Re: [PATCH v4 1/2] Revert "mm: take i_mmap_lock in unmap_mapping_range() for DAX"

Dan Williams <dan.j.williams@xxxxxxxxx> · Wed, 7 Oct 2015 09:19:28 -0700

On Tue, Oct 6, 2015 at 3:28 PM, Ross Zwisler
<ross.zwisler@xxxxxxxxxxxxxxx> wrote:
> This reverts commits 46c043ede4711e8d598b9d63c5616c1fedb0605e
> and 8346c416d17bf5b4ea1508662959bb62e73fd6a5.
>
> The following two locking commits in the DAX code:
>
> commit 843172978bb9 ("dax: fix race between simultaneous faults")
> commit 46c043ede471 ("mm: take i_mmap_lock in unmap_mapping_range() for DAX")
>
> introduced a number of deadlocks and other issues, and need to be
> reverted for the v4.3 kernel.
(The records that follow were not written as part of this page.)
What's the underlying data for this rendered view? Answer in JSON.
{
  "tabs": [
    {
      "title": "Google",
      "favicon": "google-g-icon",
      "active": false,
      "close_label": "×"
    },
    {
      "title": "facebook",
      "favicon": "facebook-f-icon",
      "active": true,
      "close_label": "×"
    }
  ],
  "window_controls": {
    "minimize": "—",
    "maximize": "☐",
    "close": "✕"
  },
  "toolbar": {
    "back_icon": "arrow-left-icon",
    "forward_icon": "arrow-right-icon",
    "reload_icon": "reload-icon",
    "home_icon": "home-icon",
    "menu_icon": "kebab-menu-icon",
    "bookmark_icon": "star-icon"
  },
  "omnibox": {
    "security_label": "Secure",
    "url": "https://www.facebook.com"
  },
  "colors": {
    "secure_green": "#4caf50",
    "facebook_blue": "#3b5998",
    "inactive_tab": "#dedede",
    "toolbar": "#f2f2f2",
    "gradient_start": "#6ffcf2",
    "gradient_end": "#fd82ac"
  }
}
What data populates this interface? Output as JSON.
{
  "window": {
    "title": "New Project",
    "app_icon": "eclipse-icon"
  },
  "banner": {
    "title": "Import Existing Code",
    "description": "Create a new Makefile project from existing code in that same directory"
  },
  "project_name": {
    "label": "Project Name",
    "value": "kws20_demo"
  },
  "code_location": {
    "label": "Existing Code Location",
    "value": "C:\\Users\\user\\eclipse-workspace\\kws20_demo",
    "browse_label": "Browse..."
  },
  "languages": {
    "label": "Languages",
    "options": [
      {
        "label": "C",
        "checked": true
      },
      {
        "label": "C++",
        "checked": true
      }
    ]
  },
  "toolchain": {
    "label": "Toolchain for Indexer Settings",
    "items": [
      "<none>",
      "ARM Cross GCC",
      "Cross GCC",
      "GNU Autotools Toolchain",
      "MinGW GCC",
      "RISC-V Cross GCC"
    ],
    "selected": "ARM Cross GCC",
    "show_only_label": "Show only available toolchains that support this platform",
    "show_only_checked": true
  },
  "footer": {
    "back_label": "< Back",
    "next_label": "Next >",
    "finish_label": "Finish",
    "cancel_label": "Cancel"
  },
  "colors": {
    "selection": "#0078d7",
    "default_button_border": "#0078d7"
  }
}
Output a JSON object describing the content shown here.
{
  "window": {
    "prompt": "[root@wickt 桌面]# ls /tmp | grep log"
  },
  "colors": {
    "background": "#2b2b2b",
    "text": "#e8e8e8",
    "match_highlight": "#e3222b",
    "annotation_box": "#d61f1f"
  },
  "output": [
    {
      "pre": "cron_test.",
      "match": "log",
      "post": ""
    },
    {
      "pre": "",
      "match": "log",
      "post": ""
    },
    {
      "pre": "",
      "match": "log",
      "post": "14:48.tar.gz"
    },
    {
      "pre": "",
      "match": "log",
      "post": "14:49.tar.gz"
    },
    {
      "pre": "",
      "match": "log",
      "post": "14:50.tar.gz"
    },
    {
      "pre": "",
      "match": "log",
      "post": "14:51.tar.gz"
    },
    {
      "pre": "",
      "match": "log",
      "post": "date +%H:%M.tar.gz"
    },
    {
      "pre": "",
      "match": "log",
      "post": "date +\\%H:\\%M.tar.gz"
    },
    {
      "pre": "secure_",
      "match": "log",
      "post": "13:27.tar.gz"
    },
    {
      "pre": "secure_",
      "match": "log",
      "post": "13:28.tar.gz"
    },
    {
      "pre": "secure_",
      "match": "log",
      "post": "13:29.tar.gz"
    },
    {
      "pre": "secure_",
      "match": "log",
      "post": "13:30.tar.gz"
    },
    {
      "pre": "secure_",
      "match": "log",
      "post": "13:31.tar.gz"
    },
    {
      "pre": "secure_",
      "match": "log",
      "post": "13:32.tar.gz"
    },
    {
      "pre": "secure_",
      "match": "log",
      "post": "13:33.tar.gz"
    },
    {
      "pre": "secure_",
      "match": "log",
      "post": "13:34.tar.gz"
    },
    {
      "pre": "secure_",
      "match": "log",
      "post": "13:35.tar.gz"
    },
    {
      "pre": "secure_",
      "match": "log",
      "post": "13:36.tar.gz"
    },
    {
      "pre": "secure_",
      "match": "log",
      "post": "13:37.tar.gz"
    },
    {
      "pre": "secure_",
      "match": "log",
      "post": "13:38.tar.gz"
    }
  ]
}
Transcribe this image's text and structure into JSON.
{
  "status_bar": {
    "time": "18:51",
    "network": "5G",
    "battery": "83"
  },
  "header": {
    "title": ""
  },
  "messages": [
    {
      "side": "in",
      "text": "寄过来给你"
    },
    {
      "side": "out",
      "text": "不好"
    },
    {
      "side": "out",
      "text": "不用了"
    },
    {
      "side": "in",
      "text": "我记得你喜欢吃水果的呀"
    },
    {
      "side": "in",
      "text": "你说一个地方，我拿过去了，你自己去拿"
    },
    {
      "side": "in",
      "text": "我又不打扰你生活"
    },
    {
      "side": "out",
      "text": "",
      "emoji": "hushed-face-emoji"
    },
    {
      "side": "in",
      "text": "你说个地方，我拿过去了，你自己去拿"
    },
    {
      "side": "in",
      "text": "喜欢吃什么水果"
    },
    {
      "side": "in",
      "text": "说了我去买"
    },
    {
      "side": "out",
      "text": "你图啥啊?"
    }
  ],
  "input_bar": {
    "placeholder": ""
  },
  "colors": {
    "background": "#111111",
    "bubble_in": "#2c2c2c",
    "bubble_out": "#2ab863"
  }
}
The list of issues in DAX after these
> commits (some newly introduced by the commits, some preexisting) can be
> found here:
>
> https://lkml.org/lkml/2015/9/25/602
>
> This revert keeps the PMEM API changes to the zeroing code in
> __dax_pmd_fault(), which were added by this commit:
>
> commit d77e92e270ed ("dax: update PMD fault handler with PMEM API")
>
> It also keeps the code dropping mapping->i_mmap_rwsem before calling
> unmap_mapping_range(), but converts it to a read lock since that's what is
> now used by the rest of __dax_pmd_fault().  This is needed to avoid
> recursively acquiring mapping->i_mmap_rwsem, once with a read lock in
> __dax_pmd_fault() and once with a write lock in unmap_mapping_range().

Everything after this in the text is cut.